Writers such as Economist, Kenneth E. Boulding, Scientist, Peter M. Senge, and Professor of Linguistics & Cognitive Science, George Lakoff, have proposed concepts such as mental images, mental models, systems thinking, and framing as tools for understanding change. They explain that the familiar often seem to be drawing us back to what we might perceive as a more secure time. This might be the cause of our timidity to move forward with courage and conviction to the new reality of Trinidad & Tobago.
The Challenge of Change
One cause of timidity might be our failure to recognize the power of mental images, models, and framing to block real change. Apparently, experience gradually become unconscious, shaping our taken-for-granted reality, the way things are. They act as filters for all new, incoming messages or learning. The unconscious filters mental images, mental models, and frames function to judge automatically for us what is true or false, good, or bad, right or wrong. A culture might be described as a set of these filters unconsciously agreed on by a particular group of people.

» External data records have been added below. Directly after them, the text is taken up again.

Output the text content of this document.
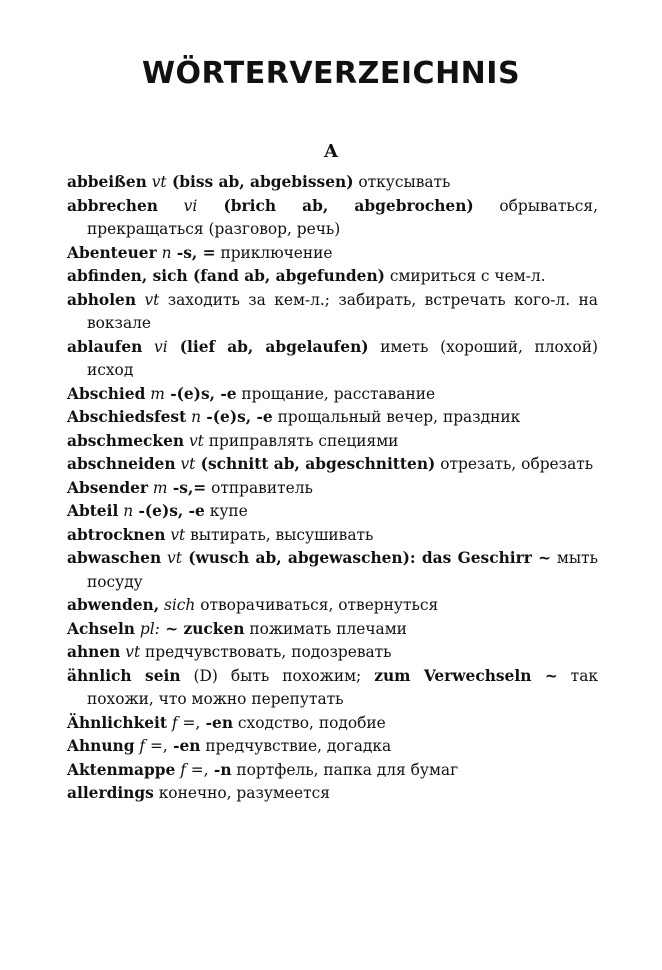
WÖRTERVERZEICHNIS
A

abbeißen vt (biss ab, abgebissen) откусывать

abbrechen vi (brich ab, abgebrochen) обрываться, прекращаться (разговор, речь)

Abenteuer n -s, = приключение

abfinden, sich (fand ab, abgefunden) смириться с чем-л.

abholen vt заходить за кем-л.; забирать, встречать кого-л. на вокзале

ablaufen vi (lief ab, abgelaufen) иметь (хороший, плохой) исход

Abschied m -(e)s, -e прощание, расставание

Abschiedsfest n -(e)s, -e прощальный вечер, праздник

abschmecken vt приправлять специями

abschneiden vt (schnitt ab, abgeschnitten) отрезать, обрезать

Absender m -s,= отправитель

Abteil n -(e)s, -e купе

abtrocknen vt вытирать, высушивать

abwaschen vt (wusch ab, abgewaschen): das Geschirr ~ мыть посуду

abwenden, sich отворачиваться, отвернуться

Achseln pl: ~ zucken пожимать плечами

ahnen vt предчувствовать, подозревать

ähnlich sein (D) быть похожим; zum Verwechseln ~ так похожи, что можно перепутать

Ähnlichkeit f =, -en сходство, подобие

Ahnung f =, -en предчувствие, догадка

Aktenmappe f =, -n портфель, папка для бумаг

allerdings конечно, разумеется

Changes in perception do occur, of course, with glacial speed over time. Usually, no ordinary person experiences any alarm at these shifts. Of particular interest for us is how these mental images and models affect the way we respond or react to new learning.
Kenneth Boulding describes these mental images and models as creating the “pillars” of our “world. If a new piece of information leaves these pillars untouched or simply reinforces them, we easily make room for that information in our worldview. But sometimes, says Boulding, some new information seems to rattle these pillars, threatening the stability of our worldview. Our automatic defense against this rattling of the pillars is what we call “resistance to change.”
Such resistance is not necessarily negative, therefore. We might think of it as a kind of psychological immune system. Resistance tells us it’s time to stop and reflect on the impact of the new information, to ask ourselves if the changed situation is one, we welcome or not. Resistance, in other words, alerts our consciousness. But resistance unexamined can lead to stagnation.
In that famous bestseller, ‘Who Moved My Cheese’ Hem and Haw built a mental model that the cheese in Station C would last forever. They settled down and refused to notice the dwindling of the cheese.
On the other hand, Sniff and Scurry, had a mental model of nothing lasts forever. They were always on the lookout for new cheese. So, when they noticed the cheese in Station C dwindling, they set off to find new cheese. They soon found a new set in Station D. All the while Hem and Haw remained grumbling about who moved my cheese.
How to Find New Mental Models
During our school days we learnt many different models of thinking. In fact, each school subject uses a different mental model, take for instance the mental model for Arithmetic and the one for Literature or the one for Geography. As we grow older, we settle on one mental model and try to make it fit all situations.
As you plan for the next three quarters of 2022, why not explore using different mental models and see where they lead you. You may just find Station D with a new stack of cheese.